Нет. Я вижу, что не так, но этого недостаточно, чтобы его исцелить. Он не кусок дерева, поэтому я не в силах просто отсечь ту часть, которая гниет. – Шут замолчал, но я чувствовал, как он продолжает бороться с собой. Когда Шут заговорил снова, я услышал в его голосе отчаяние. – Мы потерпели поражение. Он умирает.

Нет, нет и нет. Нет, мой мальчик, нет, мой Фитц. Пожалуйста. – Легкие, словно сухие листья, руки старика опустились на мои плечи.

Я знал, как ужасно ему хочется исцелить меня. Потом мне показалось, что руки Чейда погрузились в меня, а жар его прикосновения обжег, точно бренди, пробежавшее по венам. Кто-то ахнул, а потом я почувствовал, почувствовал, как Шут объединил свой разум с разумом Чейда. Они вошли в контакт со мной. Они предприняли попытку применить Скилл – довольно жалкую. Голос старика дрогнул, когда он вскричал:

Дьютифул. Возьми меня за руку. Дай мне силу.

Теперь к ним присоединился Дьютифул, и все разрушилось. Свет вспыхнул и сменился тьмой.

– Позовите Олуха! – крикнул кто-то.

Это уже не имело значения. Я падал очень долго, становясь все меньше и меньше. Послышался вой волков, который с каждой минутой становился громче.

Потом на меня пролился свет. Он не был горячим, но каким-то непостижимым образом проникал повсюду. Я упал в него и сам стал светом. Казалось, его испускают мои глаза. И нет никакой возможности его избежать. Он опалял, но не освещал. Я ничего не видел. Невыносимо яркий свет неожиданно стал еще ярче, и с моих губ сорвался крик, все тело вопило от его мощи. Я стал сломанной веткой, которая вдруг выпрямилась, прорвавшей дамбу рекой, спутанными волосами, которые наконец-то расчесали быстрыми и уверенными движениями гребня. Во мне что-то изменилось. Но лекарство оказалось хуже болезни. У меня остановилось сердце, и я услышал крики отчаяния. И вдруг мое сердце вновь забилось. Воздух обжег легкие.

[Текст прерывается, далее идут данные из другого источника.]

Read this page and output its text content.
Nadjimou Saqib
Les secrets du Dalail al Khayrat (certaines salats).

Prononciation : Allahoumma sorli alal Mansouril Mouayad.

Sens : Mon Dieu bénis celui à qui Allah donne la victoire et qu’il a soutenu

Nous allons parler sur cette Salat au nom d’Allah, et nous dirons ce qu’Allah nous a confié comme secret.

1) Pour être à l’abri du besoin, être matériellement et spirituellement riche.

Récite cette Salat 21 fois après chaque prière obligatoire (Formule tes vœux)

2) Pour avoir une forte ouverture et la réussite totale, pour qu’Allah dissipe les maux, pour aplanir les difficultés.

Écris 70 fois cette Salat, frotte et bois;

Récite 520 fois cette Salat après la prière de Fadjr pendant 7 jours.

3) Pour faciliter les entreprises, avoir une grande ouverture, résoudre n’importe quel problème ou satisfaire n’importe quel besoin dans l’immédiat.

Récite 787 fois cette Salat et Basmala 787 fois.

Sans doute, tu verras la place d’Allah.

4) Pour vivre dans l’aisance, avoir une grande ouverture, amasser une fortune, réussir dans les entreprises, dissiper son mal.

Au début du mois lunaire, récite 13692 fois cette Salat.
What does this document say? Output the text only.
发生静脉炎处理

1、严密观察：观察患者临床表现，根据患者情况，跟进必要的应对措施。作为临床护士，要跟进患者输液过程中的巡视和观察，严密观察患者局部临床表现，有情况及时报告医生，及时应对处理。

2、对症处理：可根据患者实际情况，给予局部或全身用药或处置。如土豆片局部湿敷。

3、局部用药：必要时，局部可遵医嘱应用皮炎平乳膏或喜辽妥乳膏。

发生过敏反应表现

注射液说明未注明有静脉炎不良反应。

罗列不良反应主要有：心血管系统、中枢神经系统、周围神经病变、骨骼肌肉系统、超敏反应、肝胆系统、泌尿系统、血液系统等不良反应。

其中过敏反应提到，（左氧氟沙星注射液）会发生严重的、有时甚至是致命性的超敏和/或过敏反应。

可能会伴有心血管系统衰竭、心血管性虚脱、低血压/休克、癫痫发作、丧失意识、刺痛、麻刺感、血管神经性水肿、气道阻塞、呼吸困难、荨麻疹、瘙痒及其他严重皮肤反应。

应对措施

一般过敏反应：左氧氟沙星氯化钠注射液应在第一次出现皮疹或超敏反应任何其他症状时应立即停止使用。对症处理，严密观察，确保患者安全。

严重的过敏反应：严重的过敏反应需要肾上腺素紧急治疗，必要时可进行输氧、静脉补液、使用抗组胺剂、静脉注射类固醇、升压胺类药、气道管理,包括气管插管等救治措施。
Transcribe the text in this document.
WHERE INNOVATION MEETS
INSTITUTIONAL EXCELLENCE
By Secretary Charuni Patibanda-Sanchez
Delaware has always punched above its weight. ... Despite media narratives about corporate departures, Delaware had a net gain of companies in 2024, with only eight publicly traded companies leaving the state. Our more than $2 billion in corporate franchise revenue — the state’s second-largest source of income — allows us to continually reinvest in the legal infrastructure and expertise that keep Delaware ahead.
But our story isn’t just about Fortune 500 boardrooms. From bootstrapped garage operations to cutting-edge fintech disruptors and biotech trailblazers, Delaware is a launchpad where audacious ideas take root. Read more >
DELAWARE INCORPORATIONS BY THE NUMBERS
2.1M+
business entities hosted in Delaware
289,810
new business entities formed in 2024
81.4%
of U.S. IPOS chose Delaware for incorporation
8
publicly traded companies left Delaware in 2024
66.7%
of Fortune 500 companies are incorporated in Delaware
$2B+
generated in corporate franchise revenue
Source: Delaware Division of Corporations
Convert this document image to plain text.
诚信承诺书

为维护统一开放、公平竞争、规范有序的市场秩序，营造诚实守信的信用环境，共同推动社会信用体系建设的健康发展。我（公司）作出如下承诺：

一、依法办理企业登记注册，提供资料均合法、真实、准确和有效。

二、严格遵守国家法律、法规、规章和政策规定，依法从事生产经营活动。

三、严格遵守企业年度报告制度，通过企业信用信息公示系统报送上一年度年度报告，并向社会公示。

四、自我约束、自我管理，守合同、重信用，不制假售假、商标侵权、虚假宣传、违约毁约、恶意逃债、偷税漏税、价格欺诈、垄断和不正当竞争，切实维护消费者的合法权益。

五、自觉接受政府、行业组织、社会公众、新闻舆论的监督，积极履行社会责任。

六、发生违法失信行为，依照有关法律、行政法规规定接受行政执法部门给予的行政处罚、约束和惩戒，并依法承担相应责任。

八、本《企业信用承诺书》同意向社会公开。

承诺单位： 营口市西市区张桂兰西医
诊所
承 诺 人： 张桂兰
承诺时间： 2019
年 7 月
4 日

Я прошел через мгновение полного сознания, когда видел, чувствовал и понимал все. Они окружили меня. Посеребренные Скиллом пальцы Шута касались моей спины. Чейд сжимал его свободную руку, а другой рукой – ладонь Дьютифула. Дьютифул вцепился в широкую кисть Олуха, который стоял совершенно неподвижно, но Скилл кипел в нем, точно обезумевшее пламя. Глаза Чейда были широко раскрыты, губы раздвинулись в широкой ухмылке, открыв стиснутые зубы. Лицо Дьютифула побледнело от страха, он крепко зажмурил глаза. А Шут… Шут был золото и радость, и летящие по бескрайнему голубому небу сверкающие драконы. А потом он пронзительно, женским голосом выкрикнул:

– Прекратите! Прекратите! Это уже слишком! Мы зашли слишком далеко!

И они отпустили меня. Однако я продолжал мчаться вперед и без них. Я уже не мог остановиться. Подобно потоку, стремительно заливающему лощину, который сметает все на своем пути, я мчался все дальше и дальше.